Gilles Tremblay
Levées

Gilles Tremblay est né en 1932 à Arvida, au Québec. De 1949 à 1954, il a étudié au Conservatoire de Montréal. En 1952, sa rencontre à New York avec Edgar Varèse le marquera profondément. De 1954 à 1961, il poursuit ses études à Paris avec Yvonne Loriod et au Conservatoire national supérieur de Paris dans la classe d’Olivier Messiaen. C’est pendant cette période qu’il fait un stage au Groupe de Recherche musicale de l’ORTF dirigé par Pierre Schaeffer et qu’il rencontre entre autres, Boulez, Stockhausen, Xenakis et Cage. À son retour, il s’engage à fond dans la vie musicale tant par ses œuvres que par son enseignement au Conservatoire de Montréal, et par sa collaboration avec plusieurs institutions — dont la Société de musique contemporaine du Québec (SMCQ) —, tant nationales qu’internationales. En 1972, il séjourne plusieurs mois en Extrême-Orient, notamment en Corée, à Java, et à Bali.

La recherche est une des préoccupations primordiales de son œuvre, notamment par l’importance accordée aux phénomènes acoustiques des résonances naturelles; les «mobiles», les «réactions-réflexes», des laps de temps où l’auteur utilise des «durées-souffles», des «durées-résonances», des «durées-archets». Ces différentes formes de durées constituent des éléments d’élargissement de la trame sonore.
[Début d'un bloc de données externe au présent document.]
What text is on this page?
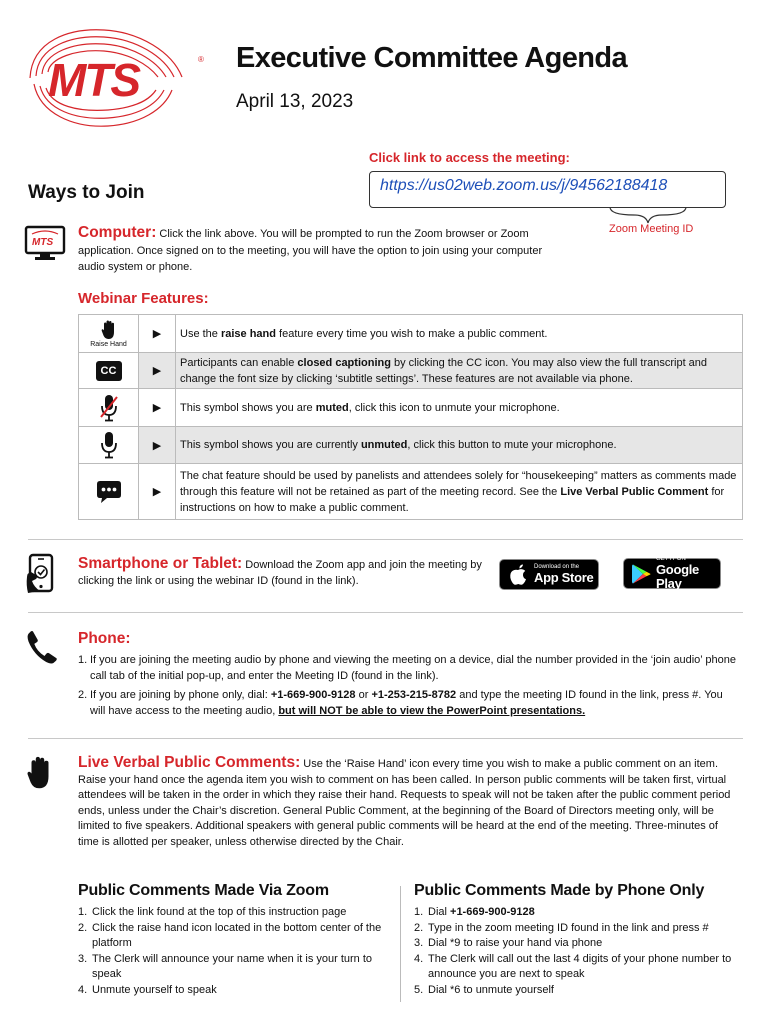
MTS	® Executive Committee Agenda
April 13, 2023
Click link to access the meeting:
https://us02web.zoom.us/j/94562188418
Zoom Meeting ID
Ways to Join
MTS

Computer: Click the link above. You will be prompted to run the Zoom browser or Zoom application. Once signed on to the meeting, you will have the option to join using your computer audio system or phone.

Webinar Features:
Raise Hand
▶ Use the raise hand feature every time you wish to make a public comment.
CC	▶
Participants can enable closed captioning by clicking the CC icon. You may also view the full transcript and change the font size by clicking ‘subtitle settings’. These features are not available via phone.
▶ This symbol shows you are muted, click this icon to unmute your microphone.
▶ This symbol shows you are currently unmuted, click this button to mute your microphone.
▶
The chat feature should be used by panelists and attendees solely for “housekeeping” matters as comments made through this feature will not be retained as part of the meeting record. See the Live Verbal Public Comment for instructions on how to make a public comment.

Smartphone or Tablet: Download the Zoom app and join the meeting by clicking the link or using the webinar ID (found in the link).

Download on the
App Store
GET IT ON
Google Play
Phone:
1. If you are joining the meeting audio by phone and viewing the meeting on a device, dial the number provided in the ‘join audio’ phone call tab of the initial pop-up, and enter the Meeting ID (found in the link).
2. If you are joining by phone only, dial: +1-669-900-9128 or +1-253-215-8782 and type the meeting ID found in the link, press #. You will have access to the meeting audio, but will NOT be able to view the PowerPoint presentations.

Live Verbal Public Comments: Use the ‘Raise Hand’ icon every time you wish to make a public comment on an item. Raise your hand once the agenda item you wish to comment on has been called. In person public comments will be taken first, virtual attendees will be taken in the order in which they raise their hand. Requests to speak will not be taken after the public comment period ends, unless under the Chair’s discretion. General Public Comment, at the beginning of the Board of Directors meeting only, will be limited to five speakers. Additional speakers with general public comments will be heard at the end of the meeting. Three-minutes of time is allotted per speaker, unless otherwise directed by the Chair.

Public Comments Made Via Zoom	Public Comments Made by Phone Only
1. Click the link found at the top of this instruction page
2. Click the raise hand icon located in the bottom center of the platform
3. The Clerk will announce your name when it is your turn to speak
4. Unmute yourself to speak
1. Dial +1-669-900-9128
2. Type in the zoom meeting ID found in the link and press #
3. Dial *9 to raise your hand via phone
4. The Clerk will call out the last 4 digits of your phone number to announce you are next to speak
5. Dial *6 to unmute yourself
Mais au-delà de toutes ces techniques, l’essentiel se résume en un seul mot: poésie.

Parmi ses oeuvres, mentionnons quelques titres évocateurs: …Le sifflement des vents porteurs de l’amour…; Fleuves; Les Vêpres de la Vierge; AVEC, wampum symphonique; L’arbre de Borobudur; L’espace du cœur (Miron-Machaut); Les pierres crieront; L’infiniment petit; Chants convergents (Ansari, Hillesum, d’Avila).

Levées (création)
Pour quatuor de saxophones

Pour ce qui se lève, pour ce qui se déploie.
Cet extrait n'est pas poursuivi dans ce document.